Theatre News

RSC’s Cardboard Pericles Takes Refuge at Elephant

The Royal Shakespeare Company, already resident in London SE1 with two productions at the Old Vic, are also set to take a less traditional route further south in SE1 this month by staging a new production of Pericles in a warehouse off the Old Kent Road, near Elephant and Castle.

The site-specific production, presented in a co-production with Cardboard Citizens, the UK’s only homeless people’s professional theatre company, opens on 24 July (following previews from 22 July), and runs to 10 August in the Warehouse, 5 Mandela Way, off the Old Kent Road in SE1.

Directed by Cardboard Citizens’ artistic director Adrian Jackson, this unusual partnership with the RSC was initiated with the RSC’s Director of Education, Clare Venables, who comments: “The idea for Cardboard Citizens and the RSC to work together was brought to the RSC by the Arts Council about two years ago. I immediately saw that, not only is this a wonderful way for us to put together the artist at the centre of British culture with those who are the most marginalized by that culture, this was also the RSC’s opportunity to test our belief that Shakespeare does speak to and for all whatever their circumstances or language.
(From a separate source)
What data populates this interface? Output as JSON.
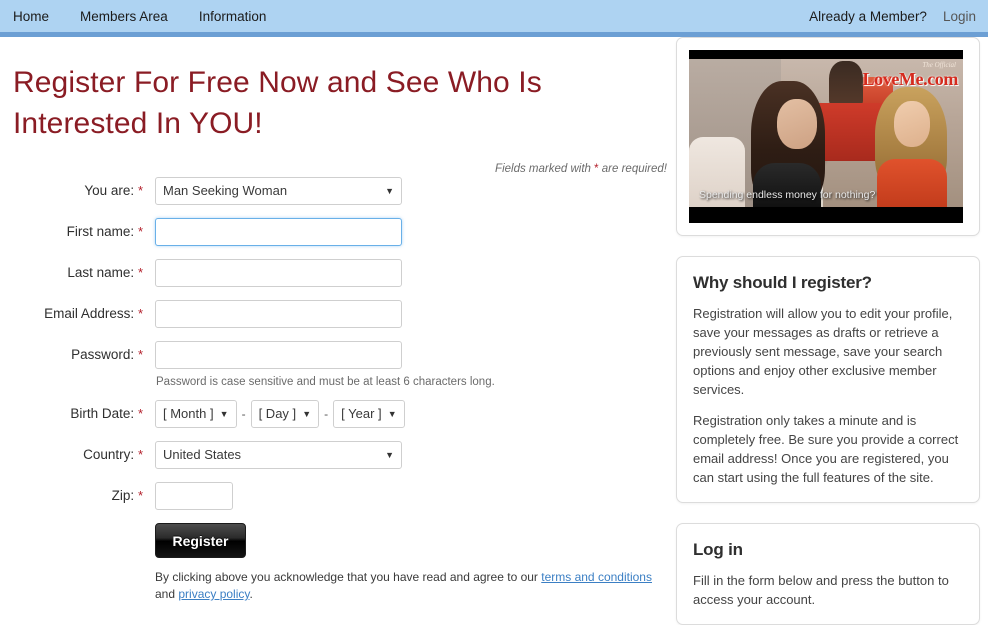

It also, for me, fulfils a key objective, which is why I’m here, to bring those who feel daunted by Shakespeare and ‘British Culture’ into the middle of the experience, to discover that he isn’t part of the establishment, but one of us.”

After looking at a lot of plays, Venables and Jackson agreed on Pericles, adds Jackson, “because its themes seemed so entirely pertinent to my company, which has a various times attracted a number of people exiled or seeking refuge, whether from homes in this country or abroad. A high ranking politician is forced to leave his country because of the therat of war from a neighbouring nation, and thus starts an odyssey of exile and loss that develops its own terrible momentum; a young woman brought up by foster-parents is threatened with violence, then kidnapped by traffickers and sold into the sex industry in another country. These are stories straight out of today’s papers – but they’re not, they’re the stories of Pericles.”

Earlier this year, the company did a reduced version of Pericles, with an asylum-seeker playing the title role: In Jackson’s words, “We played a rapidly rehearsed, cut-down, storytelling five actor version, performing only to audiences of asylum-seekers and refugees in various nooks and crannies across the capital; Iraqis, Kosovo Albanians, Kurds, Turks, Colombians, Iranians, people from various African countries and others.” According to Venables, “We decided on Pericles because of the echoes for the homeless and refugees; the random journeys, the loss of people and places, the grief and rage. The mini Pericles we did at the beginning of the year helped by taking the story to refugee centres to test whether it is resonant; they were incredibly powerful evenings. The stories we heard from our audiences at those performances will be woven into the story of Pericles.”

The title role is now being taken by two actors: Kevork Malikyan as the older Pericles, and Christopher Simpson as the younger Pericles. The rest of the company includes a mix of actors who have worked regularly with the RSC and Cardboard Citizens.